A presente diretiva, designada diretiva «SEVESO II», substituiu a Diretiva 82/501/CEE, designada diretiva «SEVESO I» (nome da cidade italiana em que se verificou uma importante emissão acidental de dioxinas em 1976).

Os estabelecimentos com classificação Seveso

O âmbito de aplicação da diretiva é alargado e simplificado. A diretiva é aplicável a todos os estabelecimentos nos quais, em resultado de um acidente, se encontrem presentes ou possam ser produzidas substâncias perigosas em quantidades iguais ou superiores às indicadas em anexo. A diretiva não abrange:

  • as instalações militares;
  • os perigos associados às radiações ionizantes;
  • o transporte rodoviário, ferroviário, aéreo e por vias navegáveis interiores e marítimas de substâncias perigosas;
  • o transporte de substâncias perigosas em condutas no exterior dos estabelecimentos abrangidos pela presente diretiva;
  • a exploração das matérias minerais, à exceção das operações de processamento químico e térmico e do armazenamento associado a estas operações que provocam a existência de substâncias perigosas;
  • as atividades de prospeção e de exploração offshore de matérias minerais;
  • as descargas de resíduos.

Obrigações gerais do operador

Os Estados-Membros devem assegurar que o operador:

  • adote todas as medidas necessárias para prevenir a ocorrência de acidentes graves e limitar as suas consequências para o homem e o ambiente;
  • possa provar à autoridade competente, em qualquer momento, que adotou as medidas necessárias previstas pela diretiva.

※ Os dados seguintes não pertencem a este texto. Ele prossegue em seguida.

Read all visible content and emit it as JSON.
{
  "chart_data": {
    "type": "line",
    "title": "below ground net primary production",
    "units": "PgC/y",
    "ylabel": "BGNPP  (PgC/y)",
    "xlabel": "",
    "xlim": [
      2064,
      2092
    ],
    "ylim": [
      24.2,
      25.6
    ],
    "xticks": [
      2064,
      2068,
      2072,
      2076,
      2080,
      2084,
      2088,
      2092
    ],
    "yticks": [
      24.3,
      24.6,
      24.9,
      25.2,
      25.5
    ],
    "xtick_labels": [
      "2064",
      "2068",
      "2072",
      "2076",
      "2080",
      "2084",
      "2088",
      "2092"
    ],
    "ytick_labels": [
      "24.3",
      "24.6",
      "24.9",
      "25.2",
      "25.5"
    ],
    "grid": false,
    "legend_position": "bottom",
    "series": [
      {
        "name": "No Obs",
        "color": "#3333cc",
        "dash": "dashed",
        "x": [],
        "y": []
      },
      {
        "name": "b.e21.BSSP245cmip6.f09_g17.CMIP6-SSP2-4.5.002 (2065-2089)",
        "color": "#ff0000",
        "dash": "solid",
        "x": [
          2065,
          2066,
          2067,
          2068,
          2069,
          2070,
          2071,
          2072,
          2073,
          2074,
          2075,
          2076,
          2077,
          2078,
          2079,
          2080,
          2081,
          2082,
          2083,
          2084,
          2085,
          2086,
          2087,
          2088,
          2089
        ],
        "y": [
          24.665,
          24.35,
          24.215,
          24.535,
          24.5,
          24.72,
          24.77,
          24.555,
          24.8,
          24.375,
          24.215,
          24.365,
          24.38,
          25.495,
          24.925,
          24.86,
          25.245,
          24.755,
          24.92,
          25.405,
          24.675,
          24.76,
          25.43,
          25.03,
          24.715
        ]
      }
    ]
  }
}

No que respeita a esta última obrigação, a prova incumbe ao operador.

Notificação

A diretiva impõe uma obrigação de notificação de acordo com o princípio segundo o qual as empresas não podem deter uma quantidade elevada de substâncias perigosas sem comunicar tal facto às autoridades competentes nos prazos previstos pela diretiva. A notificação deve incluir as seguintes indicações:

  • nome do operador e endereço do estabelecimento;
  • sede social do operador;
  • nome e função do responsável pelo estabelecimento;
  • informações que permitam identificar as substâncias perigosas ou a categoria de substâncias em causa;
  • quantidade e forma física da ou das substâncias perigosas em causa;
  • a atividade exercida ou prevista na instalação ou na área de armazenagem;
  • área circundante do estabelecimento.

Em caso de alteração da situação (por exemplo, encerramento definitivo da instalação), o operador deve informar de imediato a autoridade competente.

Política de prevenção

Os Estados-Membros devem assegurar:

  • a redação pelo operador de um documento que defina a política de prevenção dos acidentes graves;
  • a aplicação adequada da referida política.

Relatório de segurança

Os Estados-Membros devem assegurar que o operador apresente um relatório de segurança que permita:

  • demonstrar que são postos em prática uma política de prevenção dos acidentes graves e um sistema de gestão da segurança para a sua aplicação;
  • demonstrar que foram identificados os perigos de acidente grave e que foram tomadas as medidas necessárias para os evitar e para limitar as consequências desses acidentes;
  • demonstrar que a conceção, a construção, a exploração e a manutenção de qualquer instalação, local de armazenagem, equipamento e infraestrutura ligados ao seu funcionamento, que tenham uma relação com os perigos de acidente grave no estabelecimento, são suficientemente seguros e fiáveis;
  • demonstrar que foram definidos planos de emergência internos;
  • demonstrar que foram apresentados os elementos necessários à elaboração do plano externo;
  • assegurar que as autoridades competentes são suficientemente informadas.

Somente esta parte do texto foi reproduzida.